The wine regions of Georgia
Georgia’s diverse natural conditions create the best environment for the development of high quality viticulture-winemaking according to the peculiarities of which the country’s territory is divided into the following viticulture zones and micro-zones:
The Meskheti region lies in southern Georgia. It borders upon the regions of Imereti and Kartli to the north, Turkey to the south, and Achara and Guria to the west, and comprises the towns of Akhaltsikhe, Aspindza and Adigeni. Vineyards in Meskheti were traditionally grown in the valleys of the Mtkvari River and its tributaries, as well as upon slopes and terraces.This region was traditionally divided into the Akhaltsikhe, Aspindza and Adigeni areas. Other areas were characterized according to their altitude: the lower (900-1,000m asl), middle (1,000-1,200) and upper (1,200-1,400) zones.
Meskheti has the most continental climate in Georgia-more so even than the steppe-like landscapes of Lower Kartli and Outer Kakheti. It has a moderately dry (steppe-like) subtropical mountain climate, characterized by cold winters with little snow and long, warm summers. The climate of the Akhaltsikhe area is very different from those of neighbouring regions; with an annual total precipitation of only 400-520 mm. and an average annual temperature of 8-9ºC, this is the driest wine-making region in Georgia. Because of the dry climate, vineyards need to be watered. Most of the region’s precipitation falls in summer, and winter in Meskheti is harsh and frosty. Vines were traditionally buried in winter, and terracing also protects the vines from the effects of frost.

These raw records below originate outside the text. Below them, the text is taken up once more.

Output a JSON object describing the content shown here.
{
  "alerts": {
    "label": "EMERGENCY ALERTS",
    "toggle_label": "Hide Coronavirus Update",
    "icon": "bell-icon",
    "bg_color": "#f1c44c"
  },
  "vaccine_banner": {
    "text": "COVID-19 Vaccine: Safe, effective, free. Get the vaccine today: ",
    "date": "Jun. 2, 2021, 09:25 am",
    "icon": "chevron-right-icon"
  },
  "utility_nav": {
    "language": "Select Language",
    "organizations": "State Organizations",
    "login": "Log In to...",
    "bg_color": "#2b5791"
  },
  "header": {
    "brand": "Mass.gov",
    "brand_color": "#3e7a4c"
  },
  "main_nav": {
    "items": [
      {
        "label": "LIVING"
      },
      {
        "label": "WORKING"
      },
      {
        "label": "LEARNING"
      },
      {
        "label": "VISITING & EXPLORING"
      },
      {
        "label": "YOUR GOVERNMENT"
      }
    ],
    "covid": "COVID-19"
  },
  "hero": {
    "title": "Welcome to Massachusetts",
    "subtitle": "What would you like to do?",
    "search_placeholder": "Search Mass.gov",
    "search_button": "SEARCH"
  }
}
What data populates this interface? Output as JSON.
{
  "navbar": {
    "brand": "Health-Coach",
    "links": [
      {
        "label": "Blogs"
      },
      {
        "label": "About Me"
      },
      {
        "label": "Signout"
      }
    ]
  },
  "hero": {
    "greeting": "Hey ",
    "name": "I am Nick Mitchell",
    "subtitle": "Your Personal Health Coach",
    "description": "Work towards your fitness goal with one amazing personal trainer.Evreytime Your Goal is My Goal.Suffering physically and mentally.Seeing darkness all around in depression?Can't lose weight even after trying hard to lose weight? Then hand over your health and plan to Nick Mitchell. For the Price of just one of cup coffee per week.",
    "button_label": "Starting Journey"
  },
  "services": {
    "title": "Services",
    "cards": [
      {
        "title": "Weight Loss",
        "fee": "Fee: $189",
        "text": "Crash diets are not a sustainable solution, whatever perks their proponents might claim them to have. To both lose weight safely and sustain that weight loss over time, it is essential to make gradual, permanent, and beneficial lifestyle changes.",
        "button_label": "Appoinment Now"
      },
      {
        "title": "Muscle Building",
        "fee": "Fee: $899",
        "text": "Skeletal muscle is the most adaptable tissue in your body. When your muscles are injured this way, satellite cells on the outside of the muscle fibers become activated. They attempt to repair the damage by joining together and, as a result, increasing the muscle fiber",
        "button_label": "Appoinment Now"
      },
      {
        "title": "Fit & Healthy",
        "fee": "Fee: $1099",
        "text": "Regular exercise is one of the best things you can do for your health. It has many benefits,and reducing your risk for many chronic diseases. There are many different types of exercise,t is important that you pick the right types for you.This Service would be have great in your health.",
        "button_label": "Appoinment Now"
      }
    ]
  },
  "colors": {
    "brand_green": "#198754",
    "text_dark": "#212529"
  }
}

In the valley of the Mtkvari River, most of the soil is carbonaceous, alluvial and rich in clay, and sits atop layers of gravel and other kinds of layers. Slightly further up, at an altitude of around 1,400-1,500 metres above sea level, the soil is largely greybrown, meadow-brown or forest-brown clay soil. The most widespread type of soil in the region is brown-excellent for viticulture, and present in villages of all three zones of Meskheti. Soil erosion is a particularly common problem in the region: largely the result of deforestation, this erosion can best be fought by terracing and reforestation. Soil scientists also distinguish the cultivated soil of artificial terraces, which have been fertilized with manure for centuries.
VITICULTURE & Winemaking
The region of Meskheti is the highest mountainous vine-growing region in Georgia-and perhaps even in the whole world. Here, vines grow at an altitude of 900-1,700m asl. In this region 900m is the lowest altitude at which vineyards have been planted-something which many people might find hard to believe. According to Shalva Tsikvadze, the author of a monography on wine-making in Meskheti, ‘vines grew especially well to the left of the Mtkvari River and the Potskhovi and Kobliani areas, whose slopes face south, south-east and south-west; this area used to be known as “zvare” because it enjoyed longer hours of sunlight. Vines begin to sprout and open their shoots earlier in the year and the grapes accumulate more sugar, which is why the quality of the wine which is produced in this micro-zone is better than that of those produced from grapes grown on terraces along the right bank of the river-an area which the locals used to call “the shadowy zone”. Meskheti is one of Georgia’s archaic wine-making regions. According to some scientists, some of the oldest Georgian varieties of grape such as Saperavi, Dzelshavi, Khikhvi and others could have come from here. Following the Turkish invasion of the Samtskhe saatabago (dukedom) in 1578, wine-making was progressively destroyed in the region. A census of 1595, however, reveals that around 10-12,000 tons of grapes were harvested in what is now the Aspindza area. (In comparison, 100-150,000 tones of grapes are nowadays harvested every year in the entire Kakheti region.) The revival of wine-making in this region began in the 1940s and 50s. The region’s potential for viticulture and local varieties of grape was studied by the renowned Georgian scientists Maxime Ramishvili and Davit Tabidze in the 1930s and 40s, but their work was misused by the Soviet government. New varieties of grape such as Goruli mtsvane, Chinuri, Rkatsiteli, Pinot, Aligoté and Khikhvi were grown, and the region itself was only destined to produce wine for sparkling’s. Up until now, vineyards in Meskheti were mostly planted on terraces. Nowadays, only the Natenadzes’ wine cellar produces very small amounts of Meskhetian wine because vines only cover a small area. In a word, Meskhetian viticulture and wine-making have everything to look forward to.